La veduta del castello da meridione con le mura medievali e del 1431 intorno alla corte del soccorso e alla porta del gattolo. Camera alta o veduta a volo d’uccello da sud.
I due piani del cassero, con l’abitazione di Sigismondo Pandolfo e sopra la grande sala. Camera alta, o veduta a volo d’uccello, da nord-ovest.
Lo spalto verso il Marecchia, del quale rimane una parte dell’apparato a sporgere. Camera bassa, veduta da ovest.
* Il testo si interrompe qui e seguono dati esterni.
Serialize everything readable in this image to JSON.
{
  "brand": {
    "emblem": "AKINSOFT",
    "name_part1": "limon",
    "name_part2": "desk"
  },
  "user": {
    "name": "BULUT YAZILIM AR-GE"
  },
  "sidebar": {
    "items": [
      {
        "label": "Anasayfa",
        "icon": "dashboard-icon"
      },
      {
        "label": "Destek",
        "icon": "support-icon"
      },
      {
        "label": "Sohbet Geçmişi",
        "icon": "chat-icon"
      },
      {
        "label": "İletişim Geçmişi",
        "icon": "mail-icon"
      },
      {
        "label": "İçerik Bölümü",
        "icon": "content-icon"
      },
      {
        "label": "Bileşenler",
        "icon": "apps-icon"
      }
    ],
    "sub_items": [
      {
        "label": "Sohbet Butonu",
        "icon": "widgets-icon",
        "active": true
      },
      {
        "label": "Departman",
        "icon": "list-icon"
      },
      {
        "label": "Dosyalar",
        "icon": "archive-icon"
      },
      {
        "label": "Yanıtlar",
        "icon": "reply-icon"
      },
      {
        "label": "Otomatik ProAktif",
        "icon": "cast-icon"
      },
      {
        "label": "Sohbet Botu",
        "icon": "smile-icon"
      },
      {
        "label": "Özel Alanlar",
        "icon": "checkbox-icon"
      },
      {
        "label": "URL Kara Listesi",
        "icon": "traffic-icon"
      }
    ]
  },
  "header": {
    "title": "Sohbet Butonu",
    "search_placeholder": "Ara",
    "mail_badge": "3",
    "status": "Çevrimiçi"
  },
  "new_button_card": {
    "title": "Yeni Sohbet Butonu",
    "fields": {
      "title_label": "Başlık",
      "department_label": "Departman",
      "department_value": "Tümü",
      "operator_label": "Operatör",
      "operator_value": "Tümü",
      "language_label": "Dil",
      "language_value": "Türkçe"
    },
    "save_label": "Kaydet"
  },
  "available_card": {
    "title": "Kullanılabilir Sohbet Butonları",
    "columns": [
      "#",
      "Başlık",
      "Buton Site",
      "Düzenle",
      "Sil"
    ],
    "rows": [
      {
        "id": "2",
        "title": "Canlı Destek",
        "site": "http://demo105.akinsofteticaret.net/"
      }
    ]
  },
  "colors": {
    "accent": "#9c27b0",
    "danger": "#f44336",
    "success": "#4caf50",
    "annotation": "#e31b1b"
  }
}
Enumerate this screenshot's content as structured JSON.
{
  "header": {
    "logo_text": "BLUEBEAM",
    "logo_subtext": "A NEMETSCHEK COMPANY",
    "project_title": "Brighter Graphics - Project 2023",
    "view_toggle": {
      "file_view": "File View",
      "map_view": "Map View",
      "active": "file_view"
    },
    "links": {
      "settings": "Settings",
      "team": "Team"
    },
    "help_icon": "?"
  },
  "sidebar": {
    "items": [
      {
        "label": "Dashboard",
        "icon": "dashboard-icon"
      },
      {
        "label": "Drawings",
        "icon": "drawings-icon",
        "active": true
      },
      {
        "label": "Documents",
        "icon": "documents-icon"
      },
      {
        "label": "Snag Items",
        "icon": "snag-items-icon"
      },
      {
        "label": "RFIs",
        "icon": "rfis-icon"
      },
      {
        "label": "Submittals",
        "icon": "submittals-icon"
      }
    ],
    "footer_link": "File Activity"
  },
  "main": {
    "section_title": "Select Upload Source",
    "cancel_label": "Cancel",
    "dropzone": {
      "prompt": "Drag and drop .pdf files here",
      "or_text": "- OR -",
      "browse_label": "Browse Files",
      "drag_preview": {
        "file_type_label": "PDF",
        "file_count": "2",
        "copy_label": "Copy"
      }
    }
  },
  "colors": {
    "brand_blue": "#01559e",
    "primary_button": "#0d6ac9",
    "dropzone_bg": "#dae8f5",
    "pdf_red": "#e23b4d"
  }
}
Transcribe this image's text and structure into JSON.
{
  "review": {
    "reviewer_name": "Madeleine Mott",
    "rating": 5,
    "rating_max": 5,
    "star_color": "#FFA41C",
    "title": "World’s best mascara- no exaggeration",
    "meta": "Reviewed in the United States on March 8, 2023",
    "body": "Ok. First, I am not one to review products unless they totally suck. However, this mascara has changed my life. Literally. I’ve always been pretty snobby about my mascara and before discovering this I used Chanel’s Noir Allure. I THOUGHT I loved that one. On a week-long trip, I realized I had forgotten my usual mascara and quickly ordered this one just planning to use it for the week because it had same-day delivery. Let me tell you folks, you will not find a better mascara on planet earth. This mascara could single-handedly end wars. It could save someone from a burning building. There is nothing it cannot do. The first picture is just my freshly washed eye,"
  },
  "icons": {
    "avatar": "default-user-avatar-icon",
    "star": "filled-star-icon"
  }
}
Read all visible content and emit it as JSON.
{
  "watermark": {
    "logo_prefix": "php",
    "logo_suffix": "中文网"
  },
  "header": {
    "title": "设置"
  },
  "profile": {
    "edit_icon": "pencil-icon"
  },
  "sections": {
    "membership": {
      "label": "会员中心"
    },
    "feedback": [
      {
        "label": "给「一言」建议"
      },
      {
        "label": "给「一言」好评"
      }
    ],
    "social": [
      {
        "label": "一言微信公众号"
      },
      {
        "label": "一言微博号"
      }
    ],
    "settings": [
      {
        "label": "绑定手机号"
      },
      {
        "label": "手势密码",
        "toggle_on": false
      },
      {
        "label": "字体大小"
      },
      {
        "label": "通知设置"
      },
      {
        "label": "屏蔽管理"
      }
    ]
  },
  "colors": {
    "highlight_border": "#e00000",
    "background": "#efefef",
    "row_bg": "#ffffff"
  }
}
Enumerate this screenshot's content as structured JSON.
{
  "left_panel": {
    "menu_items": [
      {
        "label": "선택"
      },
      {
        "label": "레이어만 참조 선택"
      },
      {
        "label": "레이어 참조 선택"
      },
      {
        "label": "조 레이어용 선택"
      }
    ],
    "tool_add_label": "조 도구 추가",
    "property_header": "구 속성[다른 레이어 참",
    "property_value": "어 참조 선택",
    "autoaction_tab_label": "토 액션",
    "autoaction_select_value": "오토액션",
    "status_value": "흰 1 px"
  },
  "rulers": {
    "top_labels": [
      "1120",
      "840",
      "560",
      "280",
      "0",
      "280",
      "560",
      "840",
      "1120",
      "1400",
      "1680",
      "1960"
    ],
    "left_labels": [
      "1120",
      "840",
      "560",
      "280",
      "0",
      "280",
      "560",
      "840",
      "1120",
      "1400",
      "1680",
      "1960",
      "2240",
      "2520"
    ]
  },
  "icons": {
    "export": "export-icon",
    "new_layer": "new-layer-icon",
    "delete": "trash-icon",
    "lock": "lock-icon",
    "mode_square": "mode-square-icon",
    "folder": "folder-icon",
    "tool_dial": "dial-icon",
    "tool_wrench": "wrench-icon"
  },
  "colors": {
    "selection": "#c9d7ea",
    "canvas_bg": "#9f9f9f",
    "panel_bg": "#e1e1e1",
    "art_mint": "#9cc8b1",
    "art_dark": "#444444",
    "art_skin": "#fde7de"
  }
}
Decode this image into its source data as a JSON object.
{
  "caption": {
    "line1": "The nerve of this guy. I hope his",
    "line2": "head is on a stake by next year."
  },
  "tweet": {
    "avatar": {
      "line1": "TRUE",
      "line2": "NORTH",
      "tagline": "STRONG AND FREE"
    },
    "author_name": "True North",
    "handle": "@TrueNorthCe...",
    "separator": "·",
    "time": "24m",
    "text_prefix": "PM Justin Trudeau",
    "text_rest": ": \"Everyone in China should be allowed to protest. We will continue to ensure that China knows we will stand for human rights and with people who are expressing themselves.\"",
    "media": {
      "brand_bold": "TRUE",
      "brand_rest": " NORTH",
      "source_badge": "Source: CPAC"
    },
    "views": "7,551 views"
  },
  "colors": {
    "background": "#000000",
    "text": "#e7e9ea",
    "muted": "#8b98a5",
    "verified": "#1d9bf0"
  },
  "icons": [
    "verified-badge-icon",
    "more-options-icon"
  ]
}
L’ingresso dalla città con il “rastello”, collegato con una palizzata sull’orlo del fossato. Camera bassa da nord.
Il grande balcone del palazzo d’Isotta. Dentro il fossato. Appare l’effetto bastione del fossato. Camera nella battagliera del fossato, da est.
Sembra di stare dentro le fortificazioni del Vauban del XVII secolo. Queste “piramidi” rimangono nelle fortezze del ‘500 e del ‘600, chiamate bastioni, tutto il resto del castello sparirà. Camera nella battagliera del fossato, da est.
I ponti levatoi e morto dell’ingresso verso la piazza, ancora di concezione medievale. Camera nella battagliera del fossato, da est.
La torre verso il Marecchia mostra l’effetto “piramide” notato dal Valturio. Camera nella battagliera del fossato, da ovest.
Lo stesso effetto piramidale e di bastione alla Vauban. Camera nella battagliera del fossato, da ovest.
Fossato esterno, lo stesso effetto di canyon. Camera nella battagliera del fossato, da est.
Fossato esterno. Camera nella battagliera del fossato da ovest.